Yesterday, the Federal Energy Regulatory Commission (FERC) — the independent agency responsible for  assisting consumers in “obtaining reliable, efficient and sustainable energy services at a reasonable cost through appropriate regulatory and market means” — released a notice on the allegations against a J.P. Morgan Chase affiliate. JPMC has been accused by  federal energy regulators, after a investigation that began approximately one year ago, of using “eight manipulative bidding strategies” to garner what the regulators deem to be “excessive payments” from electricity markets. In a nutshell, that’s market manipulation. It’s fraudulent.

The FERC “notice of alleged violations” disclosures preceded the settlement between JPMC and FERC, which is a $410 million fine to settle the charges. According to Business Insider, “under the agreement, JPMVEC will pay a civil penalty of $285 million to the U.S. Treasury and disgorge $125 million in unjust profits. The first $124 million of the disgorged profits will go to ratepayers in the California Independent System Operator (California ISO), which operates the California electricity market. The other $1 million will go to ratepayers in the Midcontinent Independent System Operator (MISO).”

Energy Markets and JP Morgan ChaseOf course, J.P. Morgan Chase declined to formally comment and, as many would expect, the bank has denied wrongdoing in the past. In this case, the bank neither denies nor admits to the violations.

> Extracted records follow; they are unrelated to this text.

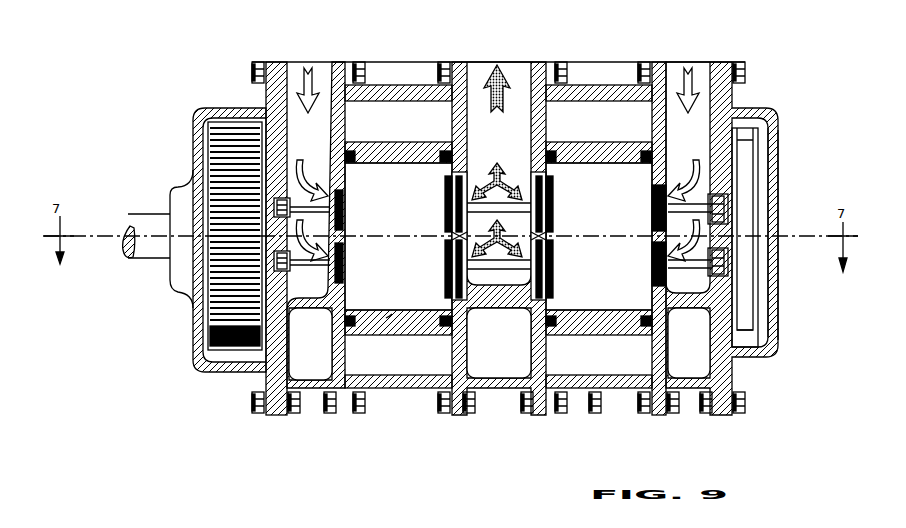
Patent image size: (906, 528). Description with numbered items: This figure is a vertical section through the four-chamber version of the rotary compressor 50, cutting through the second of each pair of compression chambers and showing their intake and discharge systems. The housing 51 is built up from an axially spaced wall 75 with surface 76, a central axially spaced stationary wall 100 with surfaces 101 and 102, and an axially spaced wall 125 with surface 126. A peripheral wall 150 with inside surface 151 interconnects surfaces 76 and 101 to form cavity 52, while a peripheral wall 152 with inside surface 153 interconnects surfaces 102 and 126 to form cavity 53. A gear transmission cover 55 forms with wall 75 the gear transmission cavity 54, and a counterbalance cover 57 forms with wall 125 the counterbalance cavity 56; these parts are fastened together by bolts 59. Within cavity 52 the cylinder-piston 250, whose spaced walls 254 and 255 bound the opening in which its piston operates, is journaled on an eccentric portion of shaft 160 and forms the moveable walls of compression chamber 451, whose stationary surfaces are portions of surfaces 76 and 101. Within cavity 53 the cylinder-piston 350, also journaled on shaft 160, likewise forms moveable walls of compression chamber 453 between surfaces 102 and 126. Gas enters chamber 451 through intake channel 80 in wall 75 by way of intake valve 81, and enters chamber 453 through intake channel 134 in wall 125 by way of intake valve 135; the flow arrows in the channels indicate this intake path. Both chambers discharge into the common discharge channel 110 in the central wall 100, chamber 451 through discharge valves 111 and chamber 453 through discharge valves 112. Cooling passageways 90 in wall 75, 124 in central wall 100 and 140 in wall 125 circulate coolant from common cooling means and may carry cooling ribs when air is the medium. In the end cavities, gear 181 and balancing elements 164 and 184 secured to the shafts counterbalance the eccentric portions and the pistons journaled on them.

The rotary compressor 50 is at (764, 110).
The housing 51 is at (203, 108).
The cavity 52 is at (392, 133).
The cavity 53 is at (599, 133).
The gear transmission cavity 54 is at (210, 330).
The gear transmission cover 55 is at (198, 310).
The counterbalance cavity 56 is at (770, 172).
The counterbalance cover 57 is at (777, 205).
The bolts 59 is at (256, 62).
The axially spaced wall 75 is at (281, 62).
The surface 76 is at (350, 104).
The intake channel 80 is at (318, 146).
The intake valve 81 is at (345, 212).
The cooling chamber or passageway 90 is at (285, 352).
The central axially spaced stationary wall 100 is at (538, 62).
The surface 101 is at (452, 119).
The surface 102 is at (557, 104).
The discharge channel 110 is at (509, 146).
The discharge valve 111 is at (449, 212).
The discharge valve 112 is at (550, 212).
The cooling chamber or passageway 124 is at (468, 352).
The axially spaced wall 125 is at (718, 62).
The surface 126 is at (652, 121).
The intake channel 134 is at (699, 146).
The intake valve 135 is at (656, 212).
The cooling chamber or passageway 140 is at (666, 330).
The peripheral wall 150 is at (405, 85).
The inside surface 151 is at (417, 378).
The peripheral wall 152 is at (608, 85).
The inside surface 153 is at (618, 378).
The shaft 160 is at (150, 214).
The balancing element 164 is at (748, 336).
The gear 181 is at (226, 346).
The balancing element 184 is at (746, 312).
The cylinder-piston 250 is at (408, 335).
The spaced wall 254 is at (406, 163).
The spaced wall 255 is at (388, 318).
The cylinder-piston 350 is at (606, 163).
The compression chamber 451 is at (414, 245).
The compression chamber 453 is at (619, 245).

This incident is yet another in a long string of fraudulent activities; J.P. Morgan Chase is hardly unfamiliar with repeated bad behaviour. Whether it’s LIBOR scandals and rogue traders, or wrongful foreclosures on homeowners the bank ends up denying   wrongful actions and paying relatively meager fines.

What’s it going to take to get this bank in line? Real reform that sticks, perhaps?